Analysis: As Courts Back Biomass, Williams Feels the Heat…
Were Springfield at-large Councilor Bud Williams to find something to blame for the rising temperature in this year’s Council election, unfortunate serendipity should come to mind. Positive headlines aside—some real, others just text belching “progress”—discontent remains afoot in the Land of Springfield, permeating its competitive races.
That restive air might not have settled over Williams but for another event. Earlier this month, the Massachusetts Appeals Court turned down an appeal filed by opponents of the proposed biomass power plant, being developed by Palmer Renewable Energy. More litigation may follow, but the much-reviled plant seems closer than ever and Williams’s support for it and campaign contributions from the developers have put the veteran councilor on the defensive.
Longtime biomass opponent and at-large council candidate Jesse Lederman condemned the ruling and excoriated the council for not scrutinizing the project enough in 2008, approving its permit on a 7-2 vote. Had there been more due diligence, Lederman implied, history may have turned out differently.
Though the Council has undergone a wholesale change since then—the introduction of ward representation—some members from that 2008 vote remain, including Williams. Complicating matters further, then-Council President Williams presided over the biomass hearing and, as Lederman noted, received more than $5000 in campaign contributions from PRE’s owners, the Callahan family.
Williams left the Council in late 2009 after an unsuccessful mayoral bid, missing key biomass votes in 2010 and 2011. After his return in 2012, he did vote to continue the biomass appeal last year, but has affirmed his support for the project in the past week.
Campaign contributions rarely move the electorate, but Williams may have reason to fear this situation could be different. Special interests, many if not all outside of the city, have had outsized influence on Springfield for years, but city voters have registered disapproval in some cases.
After frustrating attempts to modernize pawn shop regulations in 2013, at-large Councilor Jimmy Ferrera got pegged as catering to owners at residents’ expense. He lost reelection that fall.
Ferrera had other political liabilities that contributed to his defeat, but Williams has not had the best year, either. Last December he offended—or at least bewildered—the Jewish community by invoking Christ at a menorah-lighting ceremony. He compounded the problem by suggesting his remarks—which were not part of the program—were appropriate because Christ is a central figure in his faith.
All five at-large incumbents and five challengers are running, but prognosticators have deemed Williams among the more vulnerable. His gaffe last year, his reputation and Ferrera’s defeat have undermined presumptions of entrenchment. City political sources describe a more frantic Williams lobbying colleagues and other officials for support, belying his outward calm.
In July, Williams nonchalantly told WMassP&I that barring an at-large council preliminary, he would hold his kickoff for reelection later in the Fall.
After Lederman’s release, he publicly lashed out against the young challenger. On both Masslive and in radio interviews, he repeatedly accused Lederman of not having his facts straight. Unhelpfully, Masslive quoted him saying he was “not for sale.”

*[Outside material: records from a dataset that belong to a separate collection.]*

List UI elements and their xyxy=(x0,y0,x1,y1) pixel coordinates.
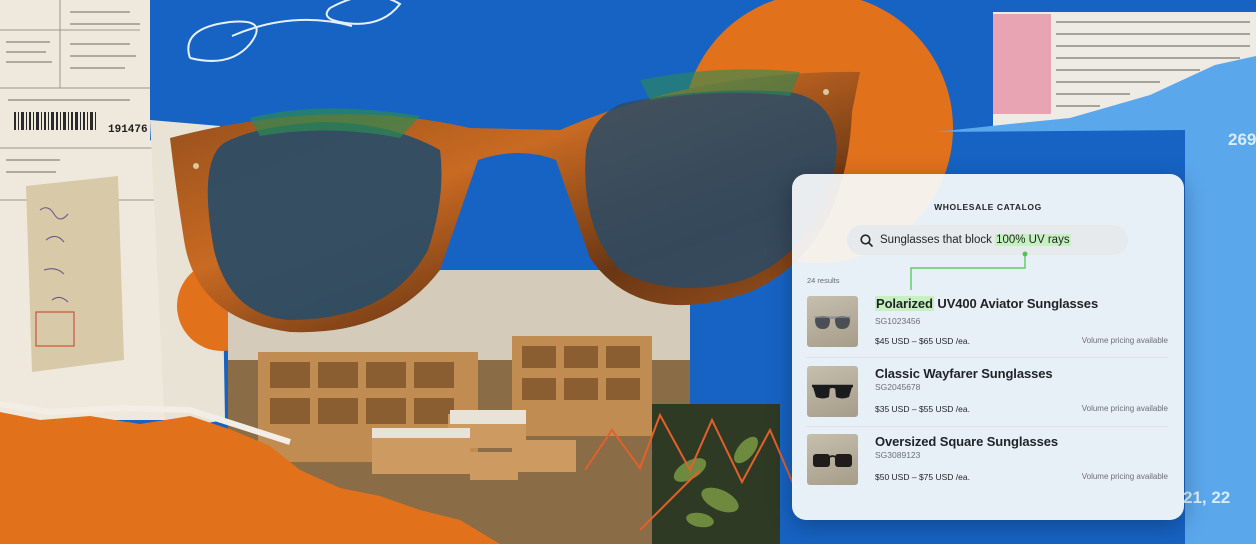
product-row[interactable]: Polarized UV400 Aviator Sunglasses SG102… xyxy=(807,294,1168,354)
wholesale-catalog-panel: WHOLESALE CATALOG Sunglasses that block … xyxy=(792,174,1184,520)
handwritten-note-paper xyxy=(26,176,124,372)
product-name[interactable]: Polarized UV400 Aviator Sunglasses xyxy=(875,296,1098,311)
search-icon xyxy=(859,233,873,247)
product-name[interactable]: Oversized Square Sunglasses xyxy=(875,434,1058,449)
product-name-text: Oversized Square Sunglasses xyxy=(875,434,1058,449)
product-name-text: Classic Wayfarer Sunglasses xyxy=(875,366,1053,381)
match-connector-line xyxy=(910,251,1028,290)
volume-pricing-note: Volume pricing available xyxy=(1081,404,1168,413)
product-sku: SG1023456 xyxy=(875,316,921,326)
result-count: 24 results xyxy=(807,276,840,285)
product-name[interactable]: Classic Wayfarer Sunglasses xyxy=(875,366,1053,381)
product-price: $45 USD – $65 USD /ea. xyxy=(875,336,970,346)
search-input[interactable]: Sunglasses that block 100% UV rays xyxy=(847,225,1128,255)
receipt-number: 191476 xyxy=(108,124,148,136)
search-query-text: Sunglasses that block 100% UV rays xyxy=(880,234,1071,246)
row-divider xyxy=(807,426,1168,427)
product-sku: SG2045678 xyxy=(875,382,921,392)
search-query-highlight: 100% UV rays xyxy=(995,234,1071,246)
product-price: $50 USD – $75 USD /ea. xyxy=(875,472,970,482)
product-row[interactable]: Classic Wayfarer Sunglasses SG2045678 $3… xyxy=(807,364,1168,424)
product-name-highlight: Polarized xyxy=(875,296,934,311)
catalog-title: WHOLESALE CATALOG xyxy=(934,202,1042,212)
aviator-sunglasses-icon xyxy=(807,296,858,347)
product-row[interactable]: Oversized Square Sunglasses SG3089123 $5… xyxy=(807,432,1168,492)
wayfarer-sunglasses-icon xyxy=(807,366,858,417)
search-query-prefix: Sunglasses that block xyxy=(880,234,996,246)
volume-pricing-note: Volume pricing available xyxy=(1081,472,1168,481)
volume-pricing-note: Volume pricing available xyxy=(1081,336,1168,345)
product-price: $35 USD – $55 USD /ea. xyxy=(875,404,970,414)
digits-top-right: 269 xyxy=(1228,130,1256,149)
square-sunglasses-icon xyxy=(807,434,858,485)
product-sku: SG3089123 xyxy=(875,450,921,460)
product-name-text: UV400 Aviator Sunglasses xyxy=(933,296,1099,311)
plant-photo xyxy=(652,404,780,544)
digits-bottom-right: 21, 22 xyxy=(1183,488,1230,507)
row-divider xyxy=(807,357,1168,358)
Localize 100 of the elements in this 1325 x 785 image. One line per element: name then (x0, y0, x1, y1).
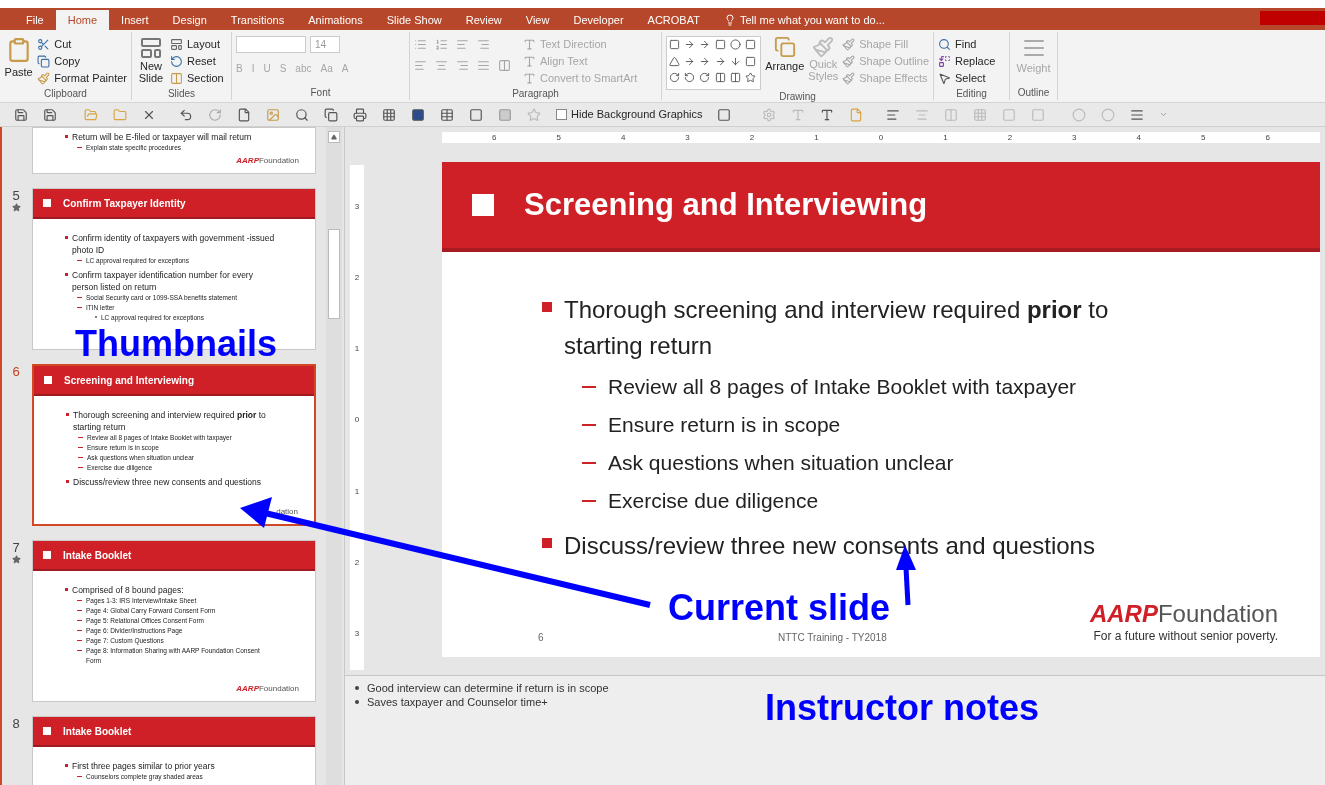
ribbon-tab[interactable]: Transitions (218, 10, 297, 30)
title-square-icon (472, 194, 494, 216)
ribbon-tab[interactable]: ACROBAT (635, 10, 712, 30)
bullet-text: Discuss/review three new consents and questions (73, 476, 262, 488)
ribbon-command[interactable]: Copy (37, 53, 127, 70)
save-as-icon[interactable] (43, 107, 57, 122)
bullet-text: Return will be E-filed or taxpayer will mail return (72, 131, 252, 143)
color-icon[interactable] (411, 107, 425, 122)
ribbon-command[interactable]: Layout (170, 36, 224, 53)
numbering-icon (435, 38, 448, 51)
text-tool-icon (523, 72, 536, 85)
thumbnail-logo: dation (276, 507, 298, 516)
shape-icon[interactable] (714, 39, 726, 50)
scrollbar-thumb[interactable] (328, 229, 340, 319)
ribbon-tab[interactable]: Review (453, 10, 514, 30)
scroll-up-icon[interactable] (328, 131, 340, 143)
ribbon-command[interactable]: Replace (938, 53, 996, 70)
copy-icon[interactable] (324, 107, 338, 122)
shape-icon[interactable] (745, 55, 756, 67)
dash-icon (77, 650, 82, 651)
ribbon-tab[interactable]: Animations (296, 10, 375, 30)
font-name-field[interactable] (236, 36, 306, 53)
bullets-icon (414, 38, 427, 51)
ribbon-tab[interactable]: Design (160, 10, 219, 30)
shape-icon[interactable] (745, 72, 756, 84)
thumbnail-title: Intake Booklet (63, 548, 132, 563)
title-square-icon (44, 376, 52, 384)
align-icon[interactable] (886, 107, 901, 122)
slide-number: 5 (12, 188, 20, 203)
shape-icon[interactable] (669, 72, 680, 84)
new-slide-button[interactable]: New Slide (136, 60, 166, 84)
ribbon-command[interactable]: Format Painter (37, 70, 127, 87)
dash-icon (582, 424, 596, 426)
shape-icon[interactable] (699, 39, 711, 50)
ribbon-command[interactable]: Cut (37, 36, 127, 53)
print-icon[interactable] (353, 107, 367, 122)
shape-icon[interactable] (729, 39, 741, 50)
shape-icon[interactable] (699, 55, 711, 67)
ribbon-tab[interactable]: Home (55, 10, 110, 30)
shape-icon[interactable] (699, 72, 711, 84)
slide-number: 6 (538, 631, 545, 645)
bullet-text: Discuss/review three new consents and questions (564, 531, 1095, 561)
table-icon[interactable] (440, 107, 454, 122)
justify-icon (477, 59, 490, 72)
print-preview-icon[interactable] (295, 107, 309, 122)
shape-icon[interactable] (684, 72, 696, 84)
slide-thumbnail[interactable] (32, 540, 316, 702)
group-label: Slides (166, 87, 197, 101)
ribbon-tab[interactable]: Insert (109, 10, 161, 30)
shape-icon[interactable] (729, 72, 741, 84)
frame-icon[interactable] (469, 107, 483, 122)
shape-icon[interactable] (745, 39, 756, 50)
undo-icon[interactable] (179, 107, 193, 122)
ribbon-command[interactable]: Section (170, 70, 224, 87)
ribbon-tab[interactable]: File (14, 10, 56, 30)
bullet-icon (65, 273, 68, 276)
dash-icon (77, 610, 82, 611)
ribbon-command[interactable]: Reset (170, 53, 224, 70)
thumbnail-title: Screening and Interviewing (64, 373, 195, 388)
line-weight-icon[interactable] (1130, 107, 1145, 122)
bullet-text: Confirm identity of taxpayers with government -issued photo ID (72, 232, 275, 256)
slide-number: 8 (12, 716, 20, 731)
note-text: Good interview can determine if return is in scope (367, 681, 609, 695)
animation-star-icon (11, 555, 21, 564)
ruler-number: 2 (354, 271, 360, 284)
slide-thumbnail[interactable] (32, 364, 316, 526)
font-size-icon[interactable] (820, 107, 835, 122)
shape-icon[interactable] (714, 72, 726, 84)
grid-icon[interactable] (382, 107, 396, 122)
save-icon[interactable] (14, 107, 28, 122)
new-file-icon[interactable] (237, 107, 251, 122)
checkbox[interactable] (556, 109, 567, 120)
shape-format-icon (842, 55, 856, 68)
star-icon[interactable] (527, 107, 541, 122)
paste-button[interactable]: Paste (4, 64, 33, 81)
shape-icon[interactable] (684, 39, 696, 50)
arrange-button[interactable]: Arrange (765, 58, 805, 75)
group-label: Font (309, 86, 332, 100)
group-label: Clipboard (43, 87, 88, 101)
slide-number: 6 (12, 364, 20, 379)
ribbon-command[interactable]: Select (938, 70, 996, 87)
bullet-icon (65, 135, 68, 138)
ribbon-tab[interactable]: View (513, 10, 562, 30)
shape-icon[interactable] (729, 55, 741, 67)
shapes-gallery[interactable] (666, 36, 762, 90)
shape-icon[interactable] (669, 55, 680, 67)
dash-icon (77, 630, 82, 631)
slide-number: 7 (12, 540, 20, 555)
group-label: Drawing (778, 90, 817, 104)
shape-format-icon (842, 38, 856, 51)
section-icon (170, 72, 183, 85)
shape-icon[interactable] (714, 55, 726, 67)
ribbon-command[interactable]: Find (938, 36, 996, 53)
shape-icon[interactable] (684, 55, 696, 67)
shape-icon[interactable] (669, 39, 680, 50)
ribbon-tab[interactable]: Developer (561, 10, 636, 30)
ruler-number: 1 (354, 343, 360, 356)
tell-me-field[interactable]: Tell me what you want to do... (739, 11, 885, 29)
ruler-number: 1 (354, 485, 360, 498)
ribbon-tab[interactable]: Slide Show (374, 10, 454, 30)
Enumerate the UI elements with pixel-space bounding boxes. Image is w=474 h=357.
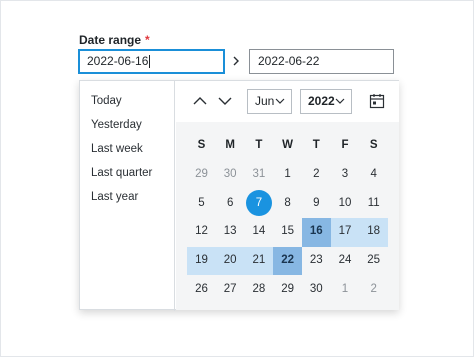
preset-last-quarter[interactable]: Last quarter — [91, 167, 152, 179]
calendar-icon[interactable] — [369, 93, 385, 109]
chevron-up-icon[interactable] — [192, 94, 208, 108]
text-cursor — [149, 55, 151, 69]
calendar-day[interactable]: 29 — [188, 162, 215, 187]
weekday-header: W — [282, 139, 294, 151]
calendar-day[interactable]: 12 — [188, 219, 215, 244]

Nevertheless, Lederman’s computation of the Callahan family’s contributions to Williams is, if anything, conservative. Online records from the Office of Campaign & Political Finance state Williams received more than $6000 from the family since 2005, although Lederman explicitly stated he was only counting from 2008 when the permit was before the City Council. Notably the Callahans virtually stopped donating to campaigns after 2012.
Williams continued his defense on WHYN’s Adam Wright Show last week. He laid into Lederman after host Adam Wright asked a general question about the plant’s status. Williams claimed contributions from the Callahans came in over 20 years and that the permit was entirely unnecessary. PRE, Williams argued, suffered the special permit process only to codify conditions to which it had agreed.
That seems wrong, too. The recent appeals are about whether a permit is needed. Both the city law department and PRE’s attorneys have strongly implied in legal documents that the permit only became unnecessary after PRE changed its fuel from construction waste to green wood chips. That occurred well after the 2008 vote.
Williams correctly noted that other councilors’ campaigns have received PRE-linked money, but those that did collected a quarter of what Williams did.
That Williams went to such lengths to defend himself—accusing Lederman of simply “trying to make a name for himself” and attacking his youth (Lederman is 20)—shows he sees a threat. It is not unlike the antipathy he displayed toward then-candidate Justin Hurst in 2013.
What makes Williams’s fear even more significant is that he has one asset almost none of his opponents have save Councilor Timothy Rooke. Williams boasts a tremendous campaign war chest, brimming with $46,000. That puts him almost even with Mayor Domenic Sarno, who spent down his campaign funds before this month’s preliminary election.
Whether or not contributions from the Callahan family in any way influenced his vote and continued support for the project, this episode has become an invitation to review Williams’s campaign finances even more closely.